Department of Defense awards $7 million crowdsourced security contracts to HackerOne and Synack
The U.S. Department of Defense (DoD) announced on October 20 that it awarded contracts for crowdsourced vulnerability discovery and disclosure programs to HackerOne and Synack. The contracts will enable DoD to create a vehicle for future crowdsourced challenges and reward the research community to identify and resolve security vulnerabilities within DoD digital assets. The two-pronged effort in partnership with Synack and HackerOne will harness the power of security researchers to scour the DoD’s applications, websites and networks for vulnerabilities.
After the success of the “Hack the Pentagon” pilot led by Defense Digital Services and managed by HackerOne, the DoD will launch a full-scale program to include more public facing properties as well as mission-critical assets through two distinct contracts. The first contract, awarded to HackerOne, will allow DoD and HackerOne to run bug bounty challenges similar to Hack the Pentagon to protect public facing assets and domains. The new contract, awarded to Synack, is modeled after a private, managed bounty incentive model utilizing only highly vetted researchers and is focused on the DoD’s sensitive IT assets.
The RFP was issued in August 2016. After completing a thorough and competitive process for each of the contracts, the DoD, moving with a pace more common to a Silicon Valley company, awarded these two contracts in September 2016. The combined contracts are valued at $7 million and are expected to cover up to 14 challenges and reward hundreds of security researchers.

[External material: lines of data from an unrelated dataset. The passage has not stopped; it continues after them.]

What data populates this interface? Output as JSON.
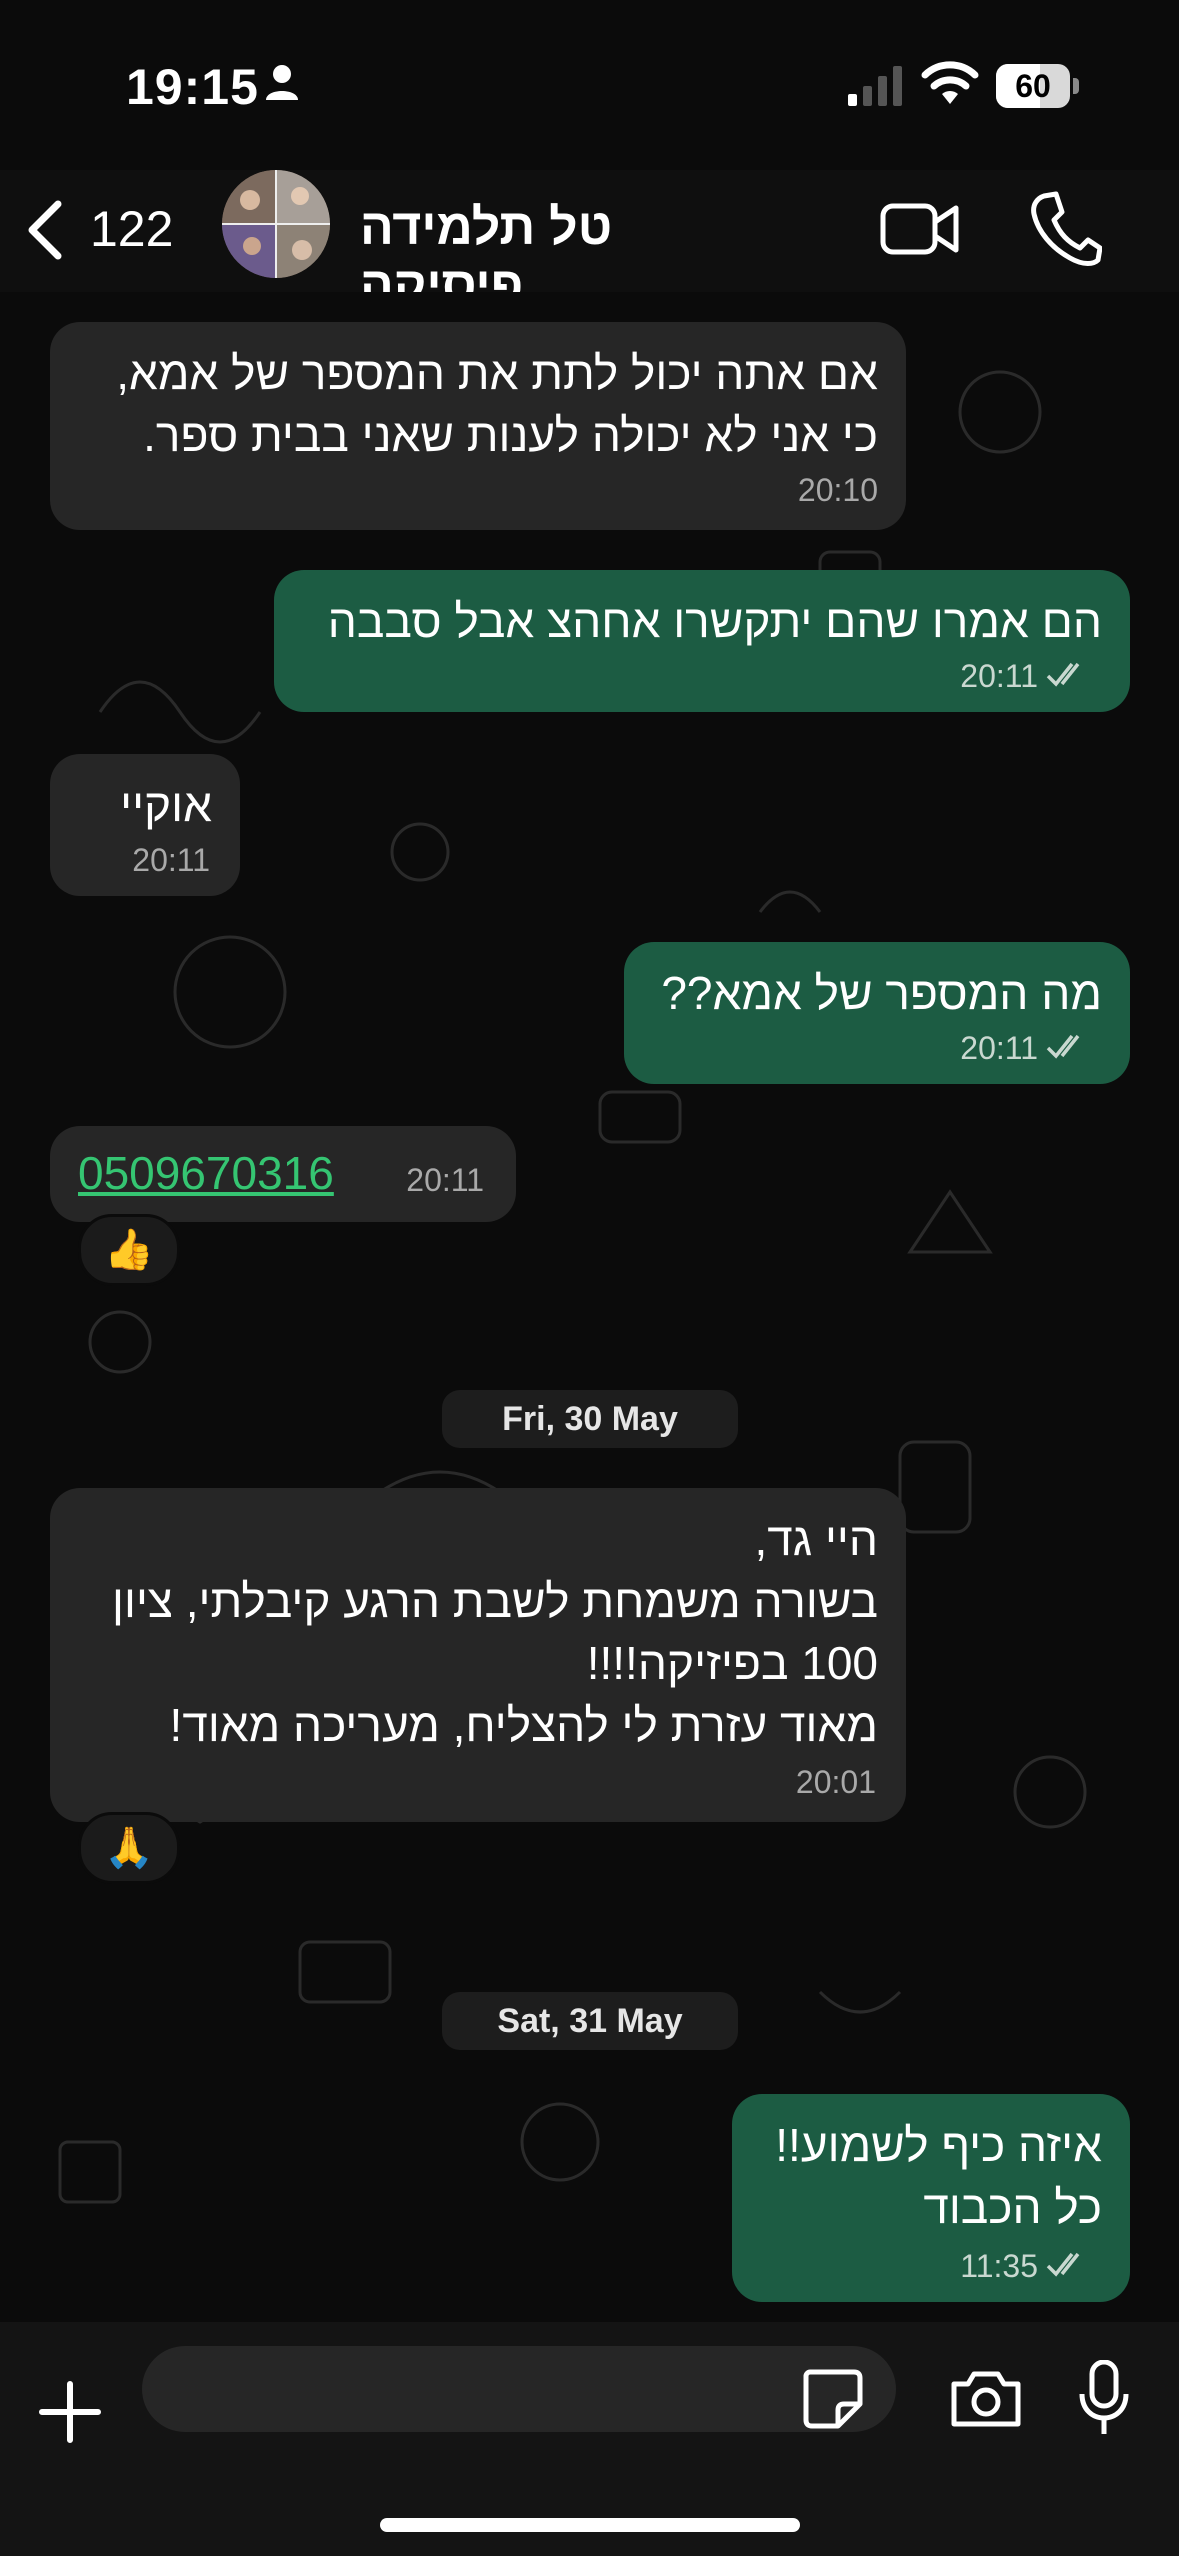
{
  "status_bar": {
    "time": "19:15",
    "battery": "60",
    "battery_level_pct": 60
  },
  "header": {
    "back_count": "122",
    "contact_name": "טל תלמידה פיסיקה"
  },
  "messages": [
    {
      "dir": "in",
      "lines": [
        "אם אתה יכול לתת את המספר של אמא,",
        "כי אני לא יכולה לענות שאני בבית ספר."
      ],
      "time": "20:10"
    },
    {
      "dir": "out",
      "lines": [
        "הם אמרו שהם יתקשרו אחהצ אבל סבבה"
      ],
      "time": "20:11"
    },
    {
      "dir": "in",
      "lines": [
        "אוקיי"
      ],
      "time": "20:11"
    },
    {
      "dir": "out",
      "lines": [
        "מה המספר של אמא??"
      ],
      "time": "20:11"
    },
    {
      "dir": "in",
      "link": "0509670316",
      "time": "20:11",
      "reaction": "👍"
    },
    {
      "dir": "in",
      "lines": [
        "היי גד,",
        "בשורה משמחת לשבת הרגע קיבלתי, ציון",
        "100 בפיזיקה!!!!",
        "מאוד עזרת לי להצליח, מעריכה מאוד!"
      ],
      "time": "20:01",
      "reaction": "🙏"
    },
    {
      "dir": "out",
      "lines": [
        "איזה כיף לשמוע!!",
        "כל הכבוד"
      ],
      "time": "11:35"
    }
  ],
  "dates": [
    "Fri, 30 May",
    "Sat, 31 May"
  ],
  "icons": {
    "back": "chevron-left-icon",
    "video": "video-camera-icon",
    "phone": "phone-icon",
    "plus": "plus-icon",
    "sticker": "sticker-icon",
    "camera": "camera-icon",
    "mic": "microphone-icon"
  },
  "colors": {
    "outgoing_bubble": "#1c5c43",
    "incoming_bubble": "#262626",
    "link": "#35c572"
  }
}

“As adversaries become more sophisticated and the threat environment continues to evolve, maintaining the highest levels of security has never been more important,” said Mark Wright, Spokesman at Office of the Secretary of Defense. “By partnering with these leading crowdsourced security companies, we can take a much more innovative, diverse, scalable and effective approach to better protect and defend our digital assets.”
“No government or organization is so powerful that it does not need outside help identifying security issues. Working with the external hacker community will supplement the crucial cybersecurity work that DoD is doing internally,” said Marten Mickos, CEO HackerOne. “Securing our online society is paramount and this puts the U.S. federal government in the forefront.”

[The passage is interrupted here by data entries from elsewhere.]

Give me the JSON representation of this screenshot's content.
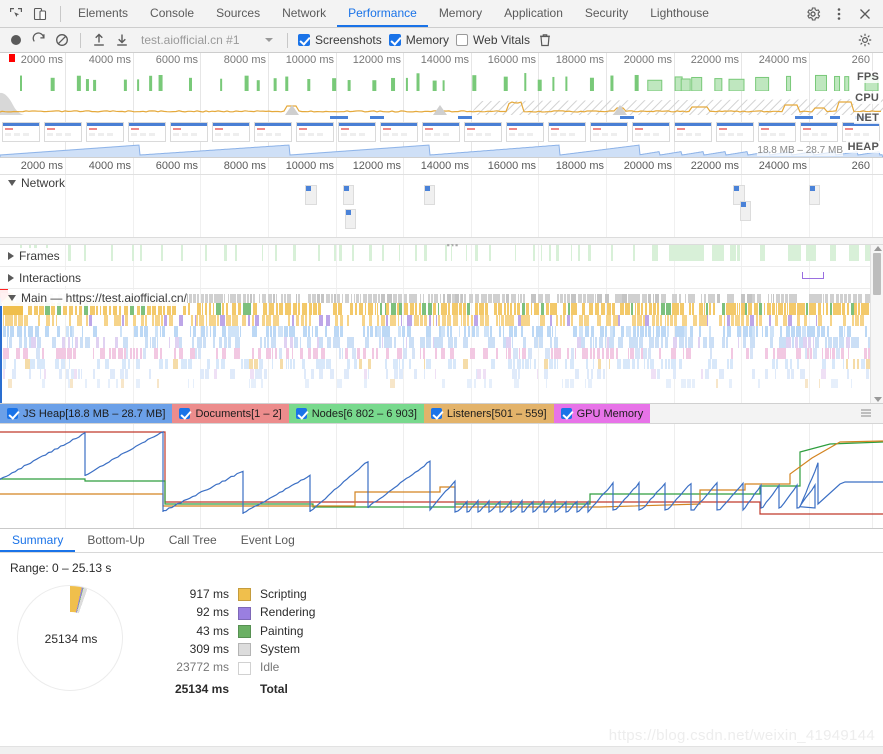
{
  "window": {
    "devtools_icons": [
      {
        "name": "inspect-element-icon",
        "glyph": "inspect"
      },
      {
        "name": "device-toolbar-icon",
        "glyph": "device"
      }
    ],
    "tabs": [
      {
        "label": "Elements",
        "active": false
      },
      {
        "label": "Console",
        "active": false
      },
      {
        "label": "Sources",
        "active": false
      },
      {
        "label": "Network",
        "active": false
      },
      {
        "label": "Performance",
        "active": true
      },
      {
        "label": "Memory",
        "active": false
      },
      {
        "label": "Application",
        "active": false
      },
      {
        "label": "Security",
        "active": false
      },
      {
        "label": "Lighthouse",
        "active": false
      }
    ],
    "right_icons": [
      {
        "name": "settings-gear-icon"
      },
      {
        "name": "more-options-icon"
      },
      {
        "name": "close-icon"
      }
    ]
  },
  "controls": {
    "record_label": "Record",
    "reload_label": "Start profiling and reload page",
    "clear_label": "Clear",
    "load_label": "Load profile",
    "save_label": "Save profile",
    "profile_select": "test.aiofficial.cn #1",
    "checkboxes": [
      {
        "label": "Screenshots",
        "checked": true
      },
      {
        "label": "Memory",
        "checked": true
      },
      {
        "label": "Web Vitals",
        "checked": false
      }
    ],
    "trash_label": "Collect garbage",
    "settings_label": "Capture settings"
  },
  "overview": {
    "row_labels": [
      "FPS",
      "CPU",
      "NET",
      "HEAP"
    ],
    "ticks": [
      "2000 ms",
      "4000 ms",
      "6000 ms",
      "8000 ms",
      "10000 ms",
      "12000 ms",
      "14000 ms",
      "16000 ms",
      "18000 ms",
      "20000 ms",
      "22000 ms",
      "24000 ms",
      "260"
    ],
    "heap_range": "18.8 MB – 28.7 MB"
  },
  "timeline": {
    "ticks": [
      "2000 ms",
      "4000 ms",
      "6000 ms",
      "8000 ms",
      "10000 ms",
      "12000 ms",
      "14000 ms",
      "16000 ms",
      "18000 ms",
      "20000 ms",
      "22000 ms",
      "24000 ms",
      "260"
    ]
  },
  "tracks": [
    {
      "name": "network",
      "label": "Network",
      "expanded": true
    },
    {
      "name": "frames",
      "label": "Frames",
      "expanded": false
    },
    {
      "name": "interactions",
      "label": "Interactions",
      "expanded": false
    },
    {
      "name": "main",
      "label": "Main — https://test.aiofficial.cn/",
      "expanded": true
    }
  ],
  "memory_legend": [
    {
      "label": "JS Heap[18.8 MB – 28.7 MB]",
      "checked": true,
      "color": "#6ba0e8"
    },
    {
      "label": "Documents[1 – 2]",
      "checked": true,
      "color": "#ec8c8c"
    },
    {
      "label": "Nodes[6 802 – 6 903]",
      "checked": true,
      "color": "#78d98d"
    },
    {
      "label": "Listeners[501 – 559]",
      "checked": true,
      "color": "#e3b36a"
    },
    {
      "label": "GPU Memory",
      "checked": true,
      "color": "#e773e8"
    }
  ],
  "drawer": {
    "tabs": [
      {
        "label": "Summary",
        "active": true
      },
      {
        "label": "Bottom-Up",
        "active": false
      },
      {
        "label": "Call Tree",
        "active": false
      },
      {
        "label": "Event Log",
        "active": false
      }
    ],
    "range_text": "Range: 0 – 25.13 s",
    "donut_center": "25134 ms"
  },
  "chart_data": {
    "type": "pie",
    "title": "Activity summary",
    "categories": [
      "Scripting",
      "Rendering",
      "Painting",
      "System",
      "Idle"
    ],
    "values": [
      917,
      92,
      43,
      309,
      23772
    ],
    "value_labels": [
      "917 ms",
      "92 ms",
      "43 ms",
      "309 ms",
      "23772 ms"
    ],
    "colors": [
      "#f0bf4c",
      "#9a7fe0",
      "#6bb064",
      "#dcdcdc",
      "#ffffff"
    ],
    "total_label": "Total",
    "total_value": 25134,
    "total_value_label": "25134 ms",
    "unit": "ms",
    "legend_position": "right"
  },
  "watermark": "https://blog.csdn.net/weixin_41949144"
}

“This award really marks a turning point in harnessing innovation to secure the nation’s most critical assets. We now have one of the largest enterprises carrying some of the world’s most sensitive information embracing Crowd Security Intelligence™,” said Jay Kaplan, CEO of Synack. “As attacks become more sophisticated, the DoD is taking a much needed innovative approach to security by harnessing the world’s best security researchers. Over the last two years we have been able to deliver actionable results to our F500/G500 customers. Now it’s rewarding to be able to deliver those same benefits to the DoD.”